Depressionen, Angststörungen, Weltschmerz: Die Voodookinder erzählen auf der Bühne, was Jugendliche aus der Bahn werfen kann.

In satter Schwere liegen die Körper auf dem Bühnenboden. Doch dann finden sie zueinander, stützen und umarmen sich. Das Gefühl von Einsamkeit, das die Akteure vorher verbreitet haben, geht in eine andere Energie über. In etwas Hoffnungsvolles. Und gegen Ende, da sagt ein junger Mann, dass er dieses „bescheuerte Ding“ eines Tages einfach in eine Kiste packen möchte. „Es ist dann immer noch da, aber ich bestimme, was ich damit mache.“

Dieses Ding, von dem im Theaterstück „Black Box Blues“ im Thalia Theater in der Gaußstraße die Rede ist, kann viele Namen tragen: psychische Krankheit, Depression, Angststörung. Es kann sich aber auch um alltägliche Unsicherheiten handeln, um Leistungsdruck, Erschöpfung, Weltschmerz, Überforderung, um eine nagende Irritation. Und damit geht es auch schon mitten hinein ins Thema. Denn die Jugendlichen, die da als Schauspielgruppe Voodookinder auf der Bühne agieren, möchten von der gesamten Bandbreite erzählen, die einen Menschen aus der Bahn werfen kann. Niemand soll reduziert werden auf ein Merkmal, eine Diagnose, ein Ding.

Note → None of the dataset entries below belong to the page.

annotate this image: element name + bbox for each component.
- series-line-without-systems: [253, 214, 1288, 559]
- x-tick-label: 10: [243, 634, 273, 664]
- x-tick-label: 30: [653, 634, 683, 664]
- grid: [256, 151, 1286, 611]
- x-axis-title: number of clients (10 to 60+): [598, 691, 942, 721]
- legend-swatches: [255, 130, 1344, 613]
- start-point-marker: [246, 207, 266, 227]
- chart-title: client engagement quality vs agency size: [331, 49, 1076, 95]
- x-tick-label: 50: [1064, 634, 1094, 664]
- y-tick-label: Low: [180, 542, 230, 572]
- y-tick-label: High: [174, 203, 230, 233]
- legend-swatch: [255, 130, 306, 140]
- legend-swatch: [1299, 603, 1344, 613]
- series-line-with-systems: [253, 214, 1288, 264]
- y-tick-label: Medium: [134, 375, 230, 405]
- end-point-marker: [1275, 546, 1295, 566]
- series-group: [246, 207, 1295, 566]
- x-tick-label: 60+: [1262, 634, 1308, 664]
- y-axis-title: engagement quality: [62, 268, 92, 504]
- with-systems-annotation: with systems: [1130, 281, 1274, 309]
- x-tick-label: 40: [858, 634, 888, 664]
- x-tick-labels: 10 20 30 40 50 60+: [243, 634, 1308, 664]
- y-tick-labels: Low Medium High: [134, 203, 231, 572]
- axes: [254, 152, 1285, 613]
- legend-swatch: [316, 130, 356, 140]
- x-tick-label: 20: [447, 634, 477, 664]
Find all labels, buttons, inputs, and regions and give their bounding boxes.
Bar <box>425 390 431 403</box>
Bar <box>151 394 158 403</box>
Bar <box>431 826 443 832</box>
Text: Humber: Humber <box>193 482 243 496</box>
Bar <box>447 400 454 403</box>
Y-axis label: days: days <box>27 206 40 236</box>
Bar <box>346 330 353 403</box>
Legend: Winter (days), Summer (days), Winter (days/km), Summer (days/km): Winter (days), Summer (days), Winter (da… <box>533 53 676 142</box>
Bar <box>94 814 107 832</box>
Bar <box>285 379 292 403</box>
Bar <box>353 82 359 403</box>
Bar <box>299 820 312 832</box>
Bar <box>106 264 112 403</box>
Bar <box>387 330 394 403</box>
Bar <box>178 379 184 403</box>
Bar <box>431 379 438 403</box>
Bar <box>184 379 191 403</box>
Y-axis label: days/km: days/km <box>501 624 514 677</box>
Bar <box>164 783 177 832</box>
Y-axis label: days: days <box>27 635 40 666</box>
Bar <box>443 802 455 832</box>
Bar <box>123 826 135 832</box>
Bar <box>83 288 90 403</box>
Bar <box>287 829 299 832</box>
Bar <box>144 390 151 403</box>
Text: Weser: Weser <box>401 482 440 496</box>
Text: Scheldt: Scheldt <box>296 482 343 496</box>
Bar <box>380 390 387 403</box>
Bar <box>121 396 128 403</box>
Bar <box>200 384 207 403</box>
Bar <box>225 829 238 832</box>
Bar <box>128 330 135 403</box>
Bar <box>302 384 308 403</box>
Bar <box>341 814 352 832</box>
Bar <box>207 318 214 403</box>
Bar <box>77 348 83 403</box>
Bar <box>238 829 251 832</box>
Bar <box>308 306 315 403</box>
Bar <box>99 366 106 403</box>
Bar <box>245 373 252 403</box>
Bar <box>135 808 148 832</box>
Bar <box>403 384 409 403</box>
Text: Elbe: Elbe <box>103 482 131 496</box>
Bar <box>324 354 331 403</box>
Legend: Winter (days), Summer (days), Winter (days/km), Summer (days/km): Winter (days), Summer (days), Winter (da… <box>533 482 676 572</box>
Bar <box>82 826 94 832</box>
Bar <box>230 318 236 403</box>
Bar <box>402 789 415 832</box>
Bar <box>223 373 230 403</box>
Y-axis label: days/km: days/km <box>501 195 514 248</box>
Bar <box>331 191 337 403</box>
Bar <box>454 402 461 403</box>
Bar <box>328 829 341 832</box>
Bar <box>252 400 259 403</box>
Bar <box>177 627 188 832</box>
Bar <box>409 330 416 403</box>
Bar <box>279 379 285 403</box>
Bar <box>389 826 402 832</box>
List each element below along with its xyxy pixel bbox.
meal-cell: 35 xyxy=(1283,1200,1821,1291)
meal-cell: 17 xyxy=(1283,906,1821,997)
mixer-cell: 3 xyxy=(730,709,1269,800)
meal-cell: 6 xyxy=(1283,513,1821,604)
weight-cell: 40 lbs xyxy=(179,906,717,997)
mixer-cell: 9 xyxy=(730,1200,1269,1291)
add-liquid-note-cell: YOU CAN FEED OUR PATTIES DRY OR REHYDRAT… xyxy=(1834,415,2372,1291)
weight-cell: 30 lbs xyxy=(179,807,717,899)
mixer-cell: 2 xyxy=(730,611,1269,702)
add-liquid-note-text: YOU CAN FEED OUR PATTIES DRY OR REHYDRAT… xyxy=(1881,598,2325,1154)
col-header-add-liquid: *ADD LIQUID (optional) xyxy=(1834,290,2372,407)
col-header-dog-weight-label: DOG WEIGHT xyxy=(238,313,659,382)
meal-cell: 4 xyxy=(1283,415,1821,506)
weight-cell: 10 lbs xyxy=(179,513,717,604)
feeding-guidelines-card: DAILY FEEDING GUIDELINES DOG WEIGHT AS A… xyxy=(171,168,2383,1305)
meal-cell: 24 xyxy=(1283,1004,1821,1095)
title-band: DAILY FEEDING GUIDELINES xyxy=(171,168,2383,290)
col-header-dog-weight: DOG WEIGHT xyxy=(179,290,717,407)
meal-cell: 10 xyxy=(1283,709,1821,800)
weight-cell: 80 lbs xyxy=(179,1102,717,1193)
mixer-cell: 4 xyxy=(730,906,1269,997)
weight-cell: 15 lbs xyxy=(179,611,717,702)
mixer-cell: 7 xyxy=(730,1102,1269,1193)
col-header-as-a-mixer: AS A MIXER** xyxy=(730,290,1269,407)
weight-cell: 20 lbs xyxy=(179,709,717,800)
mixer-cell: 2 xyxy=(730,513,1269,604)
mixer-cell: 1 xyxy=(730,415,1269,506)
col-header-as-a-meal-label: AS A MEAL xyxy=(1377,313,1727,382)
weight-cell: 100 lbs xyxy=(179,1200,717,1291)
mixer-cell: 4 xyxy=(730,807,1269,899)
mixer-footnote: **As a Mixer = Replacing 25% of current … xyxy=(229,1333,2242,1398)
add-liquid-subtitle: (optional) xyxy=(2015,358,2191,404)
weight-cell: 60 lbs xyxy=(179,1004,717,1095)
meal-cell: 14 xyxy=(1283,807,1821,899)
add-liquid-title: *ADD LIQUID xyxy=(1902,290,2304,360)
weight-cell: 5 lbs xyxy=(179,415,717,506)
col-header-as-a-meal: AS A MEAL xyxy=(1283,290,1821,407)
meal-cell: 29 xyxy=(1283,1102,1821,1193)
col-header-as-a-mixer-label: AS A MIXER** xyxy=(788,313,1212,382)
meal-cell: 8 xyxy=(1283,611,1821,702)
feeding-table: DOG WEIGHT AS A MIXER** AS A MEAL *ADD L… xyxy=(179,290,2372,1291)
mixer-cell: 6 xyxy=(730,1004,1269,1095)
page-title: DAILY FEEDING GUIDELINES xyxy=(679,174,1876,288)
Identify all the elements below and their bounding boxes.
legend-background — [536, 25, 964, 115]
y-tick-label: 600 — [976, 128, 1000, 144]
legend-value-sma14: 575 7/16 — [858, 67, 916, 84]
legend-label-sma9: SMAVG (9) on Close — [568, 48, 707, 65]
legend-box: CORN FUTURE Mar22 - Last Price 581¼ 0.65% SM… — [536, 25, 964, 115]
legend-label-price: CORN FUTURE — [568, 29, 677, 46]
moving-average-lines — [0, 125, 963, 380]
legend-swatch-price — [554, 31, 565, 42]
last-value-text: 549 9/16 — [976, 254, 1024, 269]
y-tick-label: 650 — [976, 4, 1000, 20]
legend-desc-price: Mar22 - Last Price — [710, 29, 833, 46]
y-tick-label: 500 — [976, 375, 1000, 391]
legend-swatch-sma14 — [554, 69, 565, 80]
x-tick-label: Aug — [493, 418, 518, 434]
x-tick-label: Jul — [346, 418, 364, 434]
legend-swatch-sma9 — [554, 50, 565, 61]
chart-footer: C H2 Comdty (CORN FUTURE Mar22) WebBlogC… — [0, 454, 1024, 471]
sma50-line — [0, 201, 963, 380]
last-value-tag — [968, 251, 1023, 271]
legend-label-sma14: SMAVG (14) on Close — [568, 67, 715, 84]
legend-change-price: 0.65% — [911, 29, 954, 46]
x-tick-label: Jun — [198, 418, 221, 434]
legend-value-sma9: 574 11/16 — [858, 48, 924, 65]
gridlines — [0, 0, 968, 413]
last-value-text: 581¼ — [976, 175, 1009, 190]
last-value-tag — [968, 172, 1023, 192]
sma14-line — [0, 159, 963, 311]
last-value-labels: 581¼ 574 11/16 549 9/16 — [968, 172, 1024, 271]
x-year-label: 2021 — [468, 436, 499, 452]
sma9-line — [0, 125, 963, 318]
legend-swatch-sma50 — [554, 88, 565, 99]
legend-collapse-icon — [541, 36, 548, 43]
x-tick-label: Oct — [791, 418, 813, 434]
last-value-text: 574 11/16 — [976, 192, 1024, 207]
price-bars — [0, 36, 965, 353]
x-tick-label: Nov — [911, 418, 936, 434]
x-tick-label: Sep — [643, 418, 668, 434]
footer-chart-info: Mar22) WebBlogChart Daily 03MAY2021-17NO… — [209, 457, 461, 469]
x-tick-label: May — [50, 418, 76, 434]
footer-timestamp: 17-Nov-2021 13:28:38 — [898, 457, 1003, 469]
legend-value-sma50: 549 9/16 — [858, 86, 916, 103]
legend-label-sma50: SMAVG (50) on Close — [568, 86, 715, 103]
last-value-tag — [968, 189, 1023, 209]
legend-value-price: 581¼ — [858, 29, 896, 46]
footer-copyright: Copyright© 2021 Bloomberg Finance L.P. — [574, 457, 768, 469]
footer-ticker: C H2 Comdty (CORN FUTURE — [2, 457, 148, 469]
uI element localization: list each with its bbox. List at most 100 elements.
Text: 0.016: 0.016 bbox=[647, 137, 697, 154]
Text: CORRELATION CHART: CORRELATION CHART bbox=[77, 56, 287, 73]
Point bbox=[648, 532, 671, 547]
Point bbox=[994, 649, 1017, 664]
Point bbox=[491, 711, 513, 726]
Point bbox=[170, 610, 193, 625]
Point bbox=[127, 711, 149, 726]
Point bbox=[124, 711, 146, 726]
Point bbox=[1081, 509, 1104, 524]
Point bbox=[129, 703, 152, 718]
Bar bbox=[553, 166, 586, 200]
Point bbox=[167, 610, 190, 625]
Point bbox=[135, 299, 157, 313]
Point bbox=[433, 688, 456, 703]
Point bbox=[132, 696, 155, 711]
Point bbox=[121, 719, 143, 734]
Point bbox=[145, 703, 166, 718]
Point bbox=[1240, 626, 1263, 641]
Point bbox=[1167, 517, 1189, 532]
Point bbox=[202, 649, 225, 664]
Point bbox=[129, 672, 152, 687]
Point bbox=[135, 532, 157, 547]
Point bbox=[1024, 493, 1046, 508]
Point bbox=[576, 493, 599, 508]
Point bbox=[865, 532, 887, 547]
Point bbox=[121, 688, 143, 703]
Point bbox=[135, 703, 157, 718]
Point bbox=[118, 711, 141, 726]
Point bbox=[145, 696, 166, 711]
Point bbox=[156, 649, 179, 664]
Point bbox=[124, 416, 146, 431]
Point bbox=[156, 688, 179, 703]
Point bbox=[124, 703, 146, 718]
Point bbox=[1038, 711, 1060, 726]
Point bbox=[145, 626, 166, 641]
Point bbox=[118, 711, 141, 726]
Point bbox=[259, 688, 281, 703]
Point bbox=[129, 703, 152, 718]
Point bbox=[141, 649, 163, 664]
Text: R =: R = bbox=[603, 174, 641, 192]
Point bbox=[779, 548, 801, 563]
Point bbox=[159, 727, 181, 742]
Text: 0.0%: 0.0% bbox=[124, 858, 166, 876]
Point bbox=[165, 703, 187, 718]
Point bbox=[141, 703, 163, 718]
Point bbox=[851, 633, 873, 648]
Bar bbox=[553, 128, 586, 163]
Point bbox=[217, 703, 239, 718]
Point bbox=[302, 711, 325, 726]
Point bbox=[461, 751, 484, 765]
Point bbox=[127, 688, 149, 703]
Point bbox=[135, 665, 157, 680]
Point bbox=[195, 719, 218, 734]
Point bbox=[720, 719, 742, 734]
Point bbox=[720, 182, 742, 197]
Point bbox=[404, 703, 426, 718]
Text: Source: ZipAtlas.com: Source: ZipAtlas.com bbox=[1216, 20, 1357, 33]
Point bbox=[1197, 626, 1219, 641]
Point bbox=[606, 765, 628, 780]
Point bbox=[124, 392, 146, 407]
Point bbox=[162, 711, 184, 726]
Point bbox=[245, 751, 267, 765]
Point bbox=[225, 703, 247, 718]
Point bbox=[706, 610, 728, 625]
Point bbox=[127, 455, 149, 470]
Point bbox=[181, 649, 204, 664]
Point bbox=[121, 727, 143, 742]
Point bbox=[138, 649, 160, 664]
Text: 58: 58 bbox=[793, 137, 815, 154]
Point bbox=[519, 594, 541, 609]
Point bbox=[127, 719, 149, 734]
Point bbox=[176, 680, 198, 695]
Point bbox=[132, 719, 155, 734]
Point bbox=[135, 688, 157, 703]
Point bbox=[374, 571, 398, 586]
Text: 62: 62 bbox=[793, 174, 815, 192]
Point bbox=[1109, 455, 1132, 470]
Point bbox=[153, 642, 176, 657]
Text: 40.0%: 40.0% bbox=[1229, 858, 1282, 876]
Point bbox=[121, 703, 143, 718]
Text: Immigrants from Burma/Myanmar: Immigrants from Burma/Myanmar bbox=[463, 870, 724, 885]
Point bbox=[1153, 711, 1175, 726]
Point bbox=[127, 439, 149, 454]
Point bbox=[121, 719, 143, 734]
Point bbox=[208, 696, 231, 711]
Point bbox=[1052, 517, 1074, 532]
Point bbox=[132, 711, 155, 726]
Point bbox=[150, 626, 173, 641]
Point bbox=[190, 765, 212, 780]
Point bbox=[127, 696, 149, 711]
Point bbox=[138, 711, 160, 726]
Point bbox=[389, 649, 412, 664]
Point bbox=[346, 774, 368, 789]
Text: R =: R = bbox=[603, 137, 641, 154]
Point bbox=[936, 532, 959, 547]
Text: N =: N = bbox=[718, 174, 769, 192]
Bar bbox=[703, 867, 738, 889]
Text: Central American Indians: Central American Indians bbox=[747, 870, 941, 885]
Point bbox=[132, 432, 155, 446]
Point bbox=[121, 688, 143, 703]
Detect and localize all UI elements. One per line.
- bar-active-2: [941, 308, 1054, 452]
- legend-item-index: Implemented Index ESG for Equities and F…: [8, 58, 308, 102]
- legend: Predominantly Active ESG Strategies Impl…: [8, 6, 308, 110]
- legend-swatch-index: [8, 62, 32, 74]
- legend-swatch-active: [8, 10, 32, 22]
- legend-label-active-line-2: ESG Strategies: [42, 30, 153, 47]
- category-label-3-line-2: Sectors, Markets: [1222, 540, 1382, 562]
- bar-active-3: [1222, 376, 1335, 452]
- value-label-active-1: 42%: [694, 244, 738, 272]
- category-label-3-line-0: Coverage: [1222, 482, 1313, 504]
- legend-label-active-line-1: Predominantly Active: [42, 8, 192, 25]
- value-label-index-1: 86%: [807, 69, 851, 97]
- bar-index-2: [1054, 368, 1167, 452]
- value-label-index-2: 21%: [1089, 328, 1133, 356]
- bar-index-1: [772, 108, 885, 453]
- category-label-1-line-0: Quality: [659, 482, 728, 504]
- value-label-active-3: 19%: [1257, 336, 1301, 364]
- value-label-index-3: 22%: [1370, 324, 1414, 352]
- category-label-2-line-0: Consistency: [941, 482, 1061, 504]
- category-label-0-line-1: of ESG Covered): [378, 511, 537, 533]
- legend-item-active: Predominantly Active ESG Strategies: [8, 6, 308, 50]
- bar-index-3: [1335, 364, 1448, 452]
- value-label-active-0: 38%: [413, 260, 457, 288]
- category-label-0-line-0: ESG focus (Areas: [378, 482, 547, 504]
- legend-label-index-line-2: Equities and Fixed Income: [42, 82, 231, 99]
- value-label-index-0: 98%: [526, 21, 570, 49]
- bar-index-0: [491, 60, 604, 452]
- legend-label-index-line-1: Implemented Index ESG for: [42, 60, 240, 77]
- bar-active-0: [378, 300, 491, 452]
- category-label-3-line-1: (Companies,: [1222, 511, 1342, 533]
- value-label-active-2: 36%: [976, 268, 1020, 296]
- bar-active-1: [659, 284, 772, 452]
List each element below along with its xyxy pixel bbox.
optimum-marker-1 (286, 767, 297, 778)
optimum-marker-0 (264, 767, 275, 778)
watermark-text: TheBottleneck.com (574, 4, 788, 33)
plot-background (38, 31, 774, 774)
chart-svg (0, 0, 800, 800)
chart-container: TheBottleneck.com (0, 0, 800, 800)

Es geht um geistige Gesundheit

„Wir haben uns jetzt nicht an einen Tisch gesetzt unter dem Motto: Hand hoch, wer hat eine Depression?“, erzählt die 18-jährige Lucy Gerhard vom Beginn der Proben. „Es geht vielmehr um geistige Gesundheit.“ Auch Arthur Möhle (17) betont den offenen Ansatz des Theaterprojekts: „Es geht um die Frage: Wie gehe ich mit meiner Psyche um?“

Die beiden tragen bereits ihre Kostüme. So wie der Rest der Gruppe. Auf weißem Stoff sind in Schwarz grobe Striche gemalt. Sie bilden Muster, wirken verschlungen, könnten aber auch Wege darstellen. Eine Anspielung auf die Graphic Novel „Black Box Blues“ von Ambra Durante, die die Voodookinder nun spielerisch umsetzen. In dem Comic-Buch erzählt die damals 19 Jahre alte Autorin und Zeichnerin von innerer Dunkelheit, von Verzweiflung und Zuversicht.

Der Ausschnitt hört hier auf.